New (Clean) Approach

julia
# Type-safe source specification
src = GeosChemSource(file, idx, idy, idf)

# Automatic conversion
params = read_parameters(src)

# Or customize
config = geoschem_to_dict(src)
# ... modify config ...
params = read_parameters(config)

Benefits

  • Type Safety: IOSource types catch errors at compile time

  • Extensibility: Easy to add WRF, GCHP, CLM, etc.

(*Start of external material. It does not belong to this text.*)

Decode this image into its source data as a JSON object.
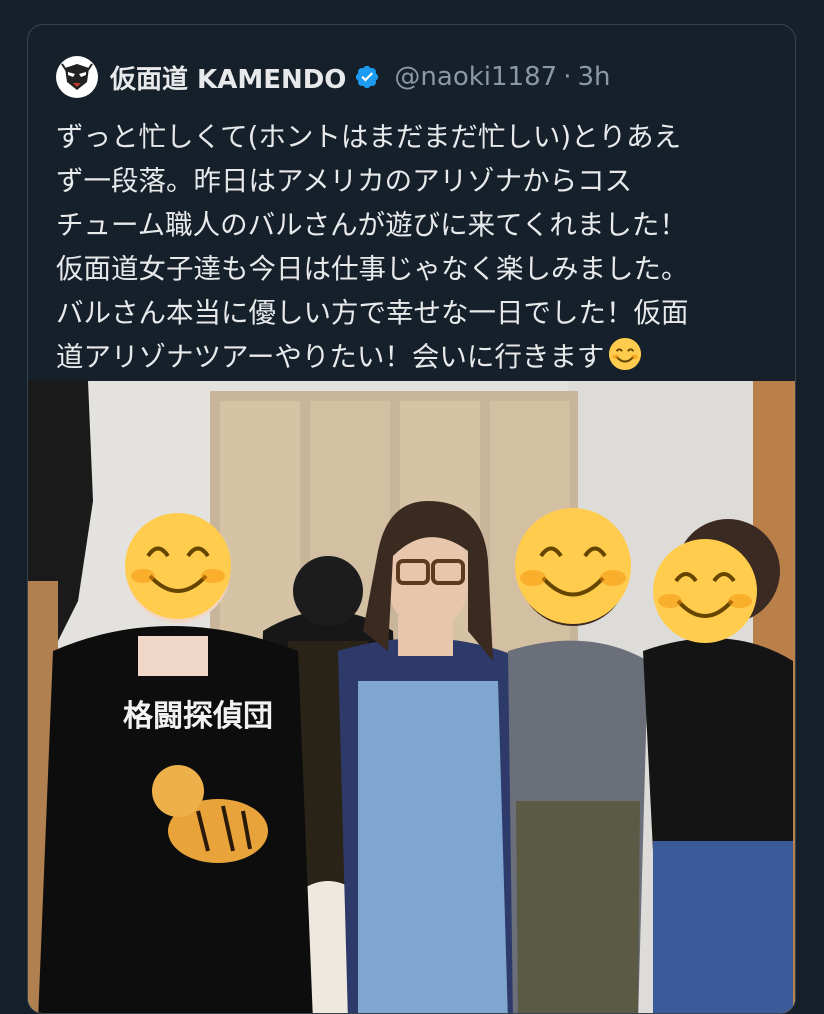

  • Clean Separation: I/O logic separated from RT logic

  • No Duplication: Reuses existing parameter system

  • Idiomatic Julia: Multiple dispatch, clear abstractions

  • Backwards Compatible: Old code still works

  • Well Documented: Types, functions, examples

  • Testable: Easy to mock sources for testing

Dependencies

  • NCDatasets.jl: NetCDF file reading (already in Project.toml)

Testing

See examples/geoschem_integration.jl for comprehensive examples and test patterns.

Future Enhancements

Potential additions:

  • [ ] WRF output support (WRFSource)

  • [ ] GCHP variants (GCHPSource)

  • [ ] CLM/CESM data (CLMSource)

  • [ ] Caching for repeated reads

  • [ ] Lazy loading for large files

  • [ ] Interpolation to arbitrary lat/lon

  • [ ] Time series support